Amphiregulin Versus Non-Amphiregulin Supplementation to Maturation Culturing Medium in IVM.
Status:
Completed
Trial end date:
2020-01-31
Target enrollment:
Participant gender:
Summary
Clinical use of IVM was pioneered in the nineties, but has not yet become a realistic option
for wide-scale practice, for several reasons. Fundamentally, despite recent progress in
improving the implantation and the pregnancy rates using in-vitro matured oocytes, results of
IVM remain lower than treatment cycles utilizing conventional ART. To improve the outcome of
IVM cycles, this study focuses on improving in-vitro culture conditions.
In-vitro maturation (IVM) of human oocytes obtained from minimally stimulated or unstimulated
ovaries offers a more "patient friendly" treatment option than the conventional Assisted
Reproductive Technology (ART) treatment with controlled ovarian hyperstimulation (COH).

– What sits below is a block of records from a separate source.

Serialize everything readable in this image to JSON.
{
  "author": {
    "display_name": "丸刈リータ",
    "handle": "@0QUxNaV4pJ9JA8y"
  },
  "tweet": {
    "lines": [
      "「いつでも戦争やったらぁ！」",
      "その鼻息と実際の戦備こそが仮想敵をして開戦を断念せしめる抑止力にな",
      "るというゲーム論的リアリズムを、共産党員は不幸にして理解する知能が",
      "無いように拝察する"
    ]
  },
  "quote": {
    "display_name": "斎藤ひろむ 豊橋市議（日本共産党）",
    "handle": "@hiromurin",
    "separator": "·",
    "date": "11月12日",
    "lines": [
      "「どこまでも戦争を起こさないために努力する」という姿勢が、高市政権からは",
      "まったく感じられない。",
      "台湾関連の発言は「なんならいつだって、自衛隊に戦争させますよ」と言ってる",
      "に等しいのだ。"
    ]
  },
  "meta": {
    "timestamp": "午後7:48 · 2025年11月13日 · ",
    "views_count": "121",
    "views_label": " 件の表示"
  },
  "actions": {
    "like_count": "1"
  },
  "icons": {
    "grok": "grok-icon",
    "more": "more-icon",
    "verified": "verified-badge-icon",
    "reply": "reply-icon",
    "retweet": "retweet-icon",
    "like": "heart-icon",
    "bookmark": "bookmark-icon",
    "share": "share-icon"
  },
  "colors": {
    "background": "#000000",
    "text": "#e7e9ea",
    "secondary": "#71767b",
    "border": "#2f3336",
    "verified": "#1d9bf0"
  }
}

Typically, IVM will be offered to women with polycystic ovaries (PCO/PCOS), or to patients
with an excellent ovarian reserve, i.e. a high antral follicle count. IVM treatment is
characterized by minimal administration of FSH or hMG and NO hCG trigger. The IVM approach is
less disruptive to patients' daily life through the reduced need for hormonal and ultrasound
monitoring, avoids a range of minor and major complications, such as ovarian hyperstimulation
syndrome, and aims to reduce the total cost of infertility treatment for the patient and for
the health care budget.
Human oocytes retrieved from small antral follicles are able to resume meiosis by undergoing
germinal vesicle breakdown and extrusion of the first polar body, if oocytes have reached
meiotic competence. These oocytes can be fertilized although only a proportion (less than
50%) of them can develop further into viable embryos. It has been hypothesized that failure
of embryonic development may, at least in part, be due to an immature oocyte cytoplasm. A
novel human in vitro maturation (IVM) culture system (named CAPACITATION-IVM is being
investigated, hereafter named "CAPA") using 1°) natural compounds known to influence cAMP
levels within the cumulus-oocyte-complex and 2°) compounds that are crucial for the
oocyte-cumulus cross-talk. Keeping cyclic AMP high after retrieval in the GV oocyte prevents
the occurrence of nuclear maturation, enabling increased communication between the oocyte and
the cumulus cells. This allows for the improvement in the synchronization of nuclear and
cytoplasmic maturation processes in the oocyte, to the benefit of embryo quality.